Introduction
Mass appraisals in the rental housing market are far less common than those in the sales market. However, there is evidence for substantial growth in the rental market and this lack of insight hampers commercial organisations and local and national governments in understanding this market.
Case description
This case study uses data that are supplied from a property listings web site and are unique in their scale, with over 1.2 million rental property listings available over a 2 year period. The data is analysed in a large data institute using generalised linear regression, machine learning and a pseudo practitioner based approach.
Discussion and evaluation
The study should be seen as a practical guide for property professionals and academics wishing to undertake such appraisals and looking for guidance on the best methods to use.
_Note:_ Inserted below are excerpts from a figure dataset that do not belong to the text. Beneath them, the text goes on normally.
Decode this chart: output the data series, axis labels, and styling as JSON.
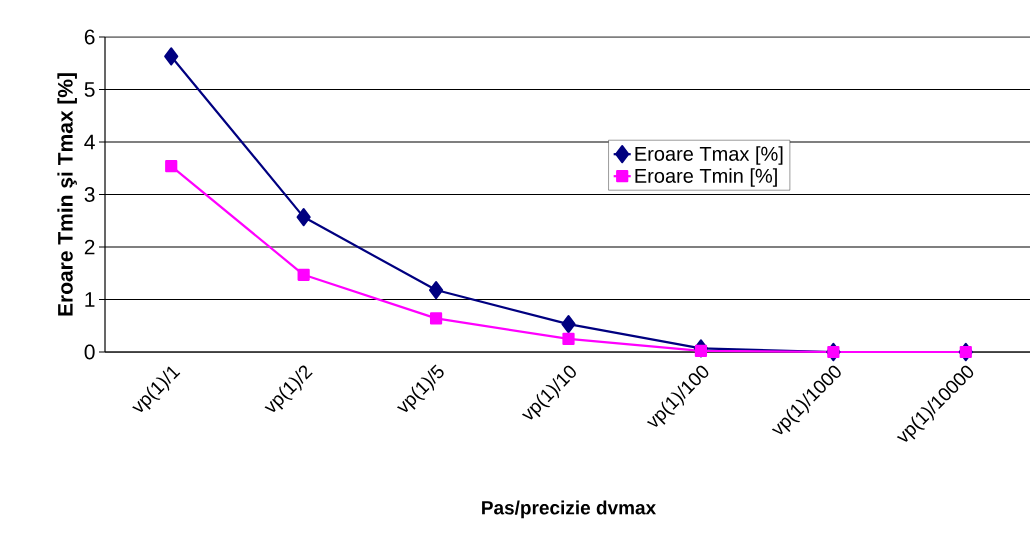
{
  "chart_data": {
    "type": "line",
    "xlabel": "Pas/precizie dvmax",
    "ylabel": "Eroare Tmin şi Tmax [%]",
    "categories": [
      "vp(1)/1",
      "vp(1)/2",
      "vp(1)/5",
      "vp(1)/10",
      "vp(1)/100",
      "vp(1)/1000",
      "vp(1)/10000"
    ],
    "series": [
      {
        "name": "Eroare Tmax [%]",
        "color": "#000080",
        "marker": "diamond",
        "values": [
          5.63,
          2.57,
          1.18,
          0.53,
          0.07,
          0,
          0
        ]
      },
      {
        "name": "Eroare Tmin [%]",
        "color": "#ff00ff",
        "marker": "square",
        "values": [
          3.54,
          1.47,
          0.64,
          0.25,
          0.02,
          0,
          0
        ]
      }
    ],
    "ylim": [
      0,
      6
    ],
    "yticks": [
      0,
      1,
      2,
      3,
      4,
      5,
      6
    ],
    "grid": "y",
    "legend": "right",
    "line_style": "solid"
  }
}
It also provides insight into the property characteristics which most influence rental listing price.
Conclusions
From the regression analysis, attributes that increase the rental listing price are: the number of rooms in the property, proximity to central London and to railway stations, being located in more affluent neighbourhoods and being close to local amenities and better performing schools. Of the machine learning algorithms used, the two tree based approaches were seen to outperform the regression based approaches. In terms of a simple measure of the median appraisal error, a practitioner based approach is seen to outperform the modelling approaches. A practical finding is that the application of sophisticated machine learning algorithms to big data is still a challenge for modern desktop PCs.